A existência de Alaknanda, um mero 1,5 bilhão de anos após o Big Bang – equivalente a cerca de 10% da idade atual do universo – oferece uma janela sem precedentes para os primeiros estágios da formação galáctica. Este período, geralmente imaginado como um caldeirão de matéria difusa e estruturas em formação incipiente, agora revela a presença de uma galáxia já madura e bem definida. A complexidade de Alaknanda em um estágio tão primordial levanta questões fundamentais sobre a rapidez com que a matéria se agregou e se organizou para formar sistemas estelares tão vastos e simétricos.

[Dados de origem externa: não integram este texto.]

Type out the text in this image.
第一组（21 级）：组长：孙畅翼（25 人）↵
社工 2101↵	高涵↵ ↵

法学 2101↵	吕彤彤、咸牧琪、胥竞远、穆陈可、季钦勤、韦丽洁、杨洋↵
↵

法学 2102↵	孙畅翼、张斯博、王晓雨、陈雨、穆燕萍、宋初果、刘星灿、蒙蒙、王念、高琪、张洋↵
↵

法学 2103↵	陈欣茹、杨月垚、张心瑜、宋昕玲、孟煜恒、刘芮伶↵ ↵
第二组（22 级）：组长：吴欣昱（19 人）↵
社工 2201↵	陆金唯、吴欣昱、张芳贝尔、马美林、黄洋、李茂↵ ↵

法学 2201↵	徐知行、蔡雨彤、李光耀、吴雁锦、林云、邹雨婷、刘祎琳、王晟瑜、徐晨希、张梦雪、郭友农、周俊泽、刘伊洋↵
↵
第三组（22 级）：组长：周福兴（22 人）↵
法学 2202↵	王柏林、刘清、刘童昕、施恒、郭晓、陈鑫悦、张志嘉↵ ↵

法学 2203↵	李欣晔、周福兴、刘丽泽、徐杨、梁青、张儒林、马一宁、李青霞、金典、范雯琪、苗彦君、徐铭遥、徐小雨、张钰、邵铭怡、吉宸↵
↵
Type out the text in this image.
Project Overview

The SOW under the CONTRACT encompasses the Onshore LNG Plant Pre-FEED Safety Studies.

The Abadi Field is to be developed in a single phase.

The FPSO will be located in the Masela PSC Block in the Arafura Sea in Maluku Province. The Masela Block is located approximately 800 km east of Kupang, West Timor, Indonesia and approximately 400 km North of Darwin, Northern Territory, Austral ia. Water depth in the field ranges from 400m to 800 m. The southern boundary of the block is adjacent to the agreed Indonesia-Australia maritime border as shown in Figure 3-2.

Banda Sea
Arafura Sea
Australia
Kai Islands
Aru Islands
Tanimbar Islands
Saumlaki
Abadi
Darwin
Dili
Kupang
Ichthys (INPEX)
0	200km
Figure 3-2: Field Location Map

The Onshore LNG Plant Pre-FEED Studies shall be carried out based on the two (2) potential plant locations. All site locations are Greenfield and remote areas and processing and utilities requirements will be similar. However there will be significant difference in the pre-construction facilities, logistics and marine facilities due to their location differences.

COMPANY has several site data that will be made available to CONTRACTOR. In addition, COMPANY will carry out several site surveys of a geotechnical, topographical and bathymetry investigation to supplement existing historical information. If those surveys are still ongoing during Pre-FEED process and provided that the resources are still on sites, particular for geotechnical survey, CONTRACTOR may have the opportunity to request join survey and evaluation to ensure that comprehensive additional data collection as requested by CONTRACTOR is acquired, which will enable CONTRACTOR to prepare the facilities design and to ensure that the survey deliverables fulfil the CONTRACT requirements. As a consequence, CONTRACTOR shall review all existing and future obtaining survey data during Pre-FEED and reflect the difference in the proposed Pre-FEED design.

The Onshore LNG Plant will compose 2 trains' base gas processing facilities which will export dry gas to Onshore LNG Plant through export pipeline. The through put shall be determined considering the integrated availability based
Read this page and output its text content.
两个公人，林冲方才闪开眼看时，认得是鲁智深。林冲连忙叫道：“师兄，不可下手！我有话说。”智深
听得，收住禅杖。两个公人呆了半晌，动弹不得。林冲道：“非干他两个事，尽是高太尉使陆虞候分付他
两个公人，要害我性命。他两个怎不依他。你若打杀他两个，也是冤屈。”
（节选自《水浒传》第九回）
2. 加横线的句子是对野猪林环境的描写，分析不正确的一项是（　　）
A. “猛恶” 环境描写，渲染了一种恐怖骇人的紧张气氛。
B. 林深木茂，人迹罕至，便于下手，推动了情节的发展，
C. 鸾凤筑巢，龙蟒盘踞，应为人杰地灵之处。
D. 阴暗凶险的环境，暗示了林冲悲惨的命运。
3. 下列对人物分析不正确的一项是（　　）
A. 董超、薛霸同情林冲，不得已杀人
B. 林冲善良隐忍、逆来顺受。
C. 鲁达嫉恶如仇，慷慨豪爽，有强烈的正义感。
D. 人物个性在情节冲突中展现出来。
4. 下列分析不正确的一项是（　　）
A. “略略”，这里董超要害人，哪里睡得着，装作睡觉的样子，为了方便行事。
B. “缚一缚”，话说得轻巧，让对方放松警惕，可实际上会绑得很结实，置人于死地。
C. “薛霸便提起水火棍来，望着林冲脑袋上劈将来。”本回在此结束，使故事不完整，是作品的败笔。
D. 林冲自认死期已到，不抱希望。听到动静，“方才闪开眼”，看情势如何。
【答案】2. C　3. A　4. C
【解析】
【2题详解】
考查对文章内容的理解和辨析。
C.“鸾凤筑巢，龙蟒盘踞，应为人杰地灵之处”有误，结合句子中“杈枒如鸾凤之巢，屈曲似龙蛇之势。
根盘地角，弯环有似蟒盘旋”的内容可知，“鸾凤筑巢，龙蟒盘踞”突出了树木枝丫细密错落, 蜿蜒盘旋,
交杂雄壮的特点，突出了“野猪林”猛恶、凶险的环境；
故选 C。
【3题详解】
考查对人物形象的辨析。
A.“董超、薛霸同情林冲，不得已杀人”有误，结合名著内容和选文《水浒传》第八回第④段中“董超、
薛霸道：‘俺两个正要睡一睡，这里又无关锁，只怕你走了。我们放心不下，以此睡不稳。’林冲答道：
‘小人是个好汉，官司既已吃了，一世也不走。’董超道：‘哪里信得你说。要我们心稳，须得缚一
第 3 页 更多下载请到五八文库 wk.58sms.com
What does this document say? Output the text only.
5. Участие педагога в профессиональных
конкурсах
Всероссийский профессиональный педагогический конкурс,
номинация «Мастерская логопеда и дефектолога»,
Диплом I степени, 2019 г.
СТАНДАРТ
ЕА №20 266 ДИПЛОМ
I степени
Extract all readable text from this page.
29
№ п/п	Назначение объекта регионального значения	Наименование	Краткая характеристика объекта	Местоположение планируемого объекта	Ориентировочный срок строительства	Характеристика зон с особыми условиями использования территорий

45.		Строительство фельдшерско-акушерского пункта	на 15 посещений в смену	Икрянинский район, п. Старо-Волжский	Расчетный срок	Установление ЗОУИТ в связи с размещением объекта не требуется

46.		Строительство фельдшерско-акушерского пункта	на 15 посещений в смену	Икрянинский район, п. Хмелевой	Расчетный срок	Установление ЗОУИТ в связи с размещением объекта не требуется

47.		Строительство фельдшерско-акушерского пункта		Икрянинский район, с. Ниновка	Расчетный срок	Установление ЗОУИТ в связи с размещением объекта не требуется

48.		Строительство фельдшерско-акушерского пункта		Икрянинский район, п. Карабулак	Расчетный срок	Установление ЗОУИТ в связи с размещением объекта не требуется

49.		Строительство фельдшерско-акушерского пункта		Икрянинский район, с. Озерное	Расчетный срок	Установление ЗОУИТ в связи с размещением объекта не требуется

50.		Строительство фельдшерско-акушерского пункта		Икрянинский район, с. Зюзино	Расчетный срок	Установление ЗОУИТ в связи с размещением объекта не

As Características Surpreendentes de Alaknanda

Alaknanda não é apenas antiga; suas dimensões e organização interna são igualmente impressionantes para sua época. Com um diâmetro aproximado de 30 mil anos-luz, ela é cerca de um terço do tamanho da Via Láctea e abriga aproximadamente 10 bilhões de estrelas. Mais notável ainda é sua morfologia: a galáxia apresenta dois braços espirais simétricos que se estendem a partir de um disco central, um arranjo que os cientistas descreveram como análogo à estrutura de “contas em um colar”, devido aos aglomerados estelares que pontilham seus braços.

Além de sua forma bem definida, a taxa de formação de novas estrelas em Alaknanda é espantosamente alta, superando em 20 a 30 vezes a atividade observada atualmente em nossa própria galáxia. Este ritmo de proliferação estelar, considerado extremamente acelerado para os padrões cósmicos, adiciona outra camada de mistério sobre como essa galáxia pôde crescer e se estruturar de maneira tão eficiente em um período tão limitado de tempo.

A Ciência por Trás da Descoberta e Suas Implicações

A identificação de Alaknanda foi possível graças ao trabalho da pesquisadora Rashi Jain, doutoranda do Centro Nacional de Astrofísica por Rádio do Instituto Tata de Pesquisa Fundamental, em Pune, Índia. A equipe utilizou os dados de alta resolução do Telescópio Espacial James Webb, cuja capacidade de observação infravermelha tem permitido aos astrônomos perscrutar o universo profundo e revelar galáxias cada vez mais antigas e complexas desde o início de suas operações em 2021. O estudo detalhado sobre Alaknanda foi publicado na prestigiada revista científica europeia Astronomy and Astrophysics.

A existência de uma galáxia tão massiva e organizada tão cedo na história cósmica representa um desafio direto para os modelos tradicionais de evolução das galáxias. Esses modelos geralmente postulam um processo de agregação mais gradual e caótico nos primeiros bilhões de anos do universo, com galáxias espirais maduras surgindo muito mais tarde. A descoberta de Alaknanda sugere que os mecanismos de formação e organização de grandes estruturas galácticas podem ser mais eficientes ou ocorreram de maneiras que ainda não são totalmente compreendidas pela astrofísica moderna.

O Futuro da Investigação de Alaknanda

Diante da relevância desta revelação, a equipe de pesquisa já está planejando os próximos passos para aprofundar o conhecimento sobre Alaknanda. Novas observações serão realizadas tanto com o Telescópio Espacial James Webb quanto com o observatório ALMA (Atacama Large Millimeter/submillimeter Array), no Chile. O objetivo é desvendar os segredos de como Alaknanda conseguiu desenvolver sua estrutura espiral distinta em um período de tempo tão surpreendentemente curto após o Big Bang. Essa investigação contínua tem o potencial de não apenas enriquecer nossa compreensão sobre uma única galáxia, mas também de reescrever capítulos fundamentais sobre a origem e a evolução de todas as galáxias no universo.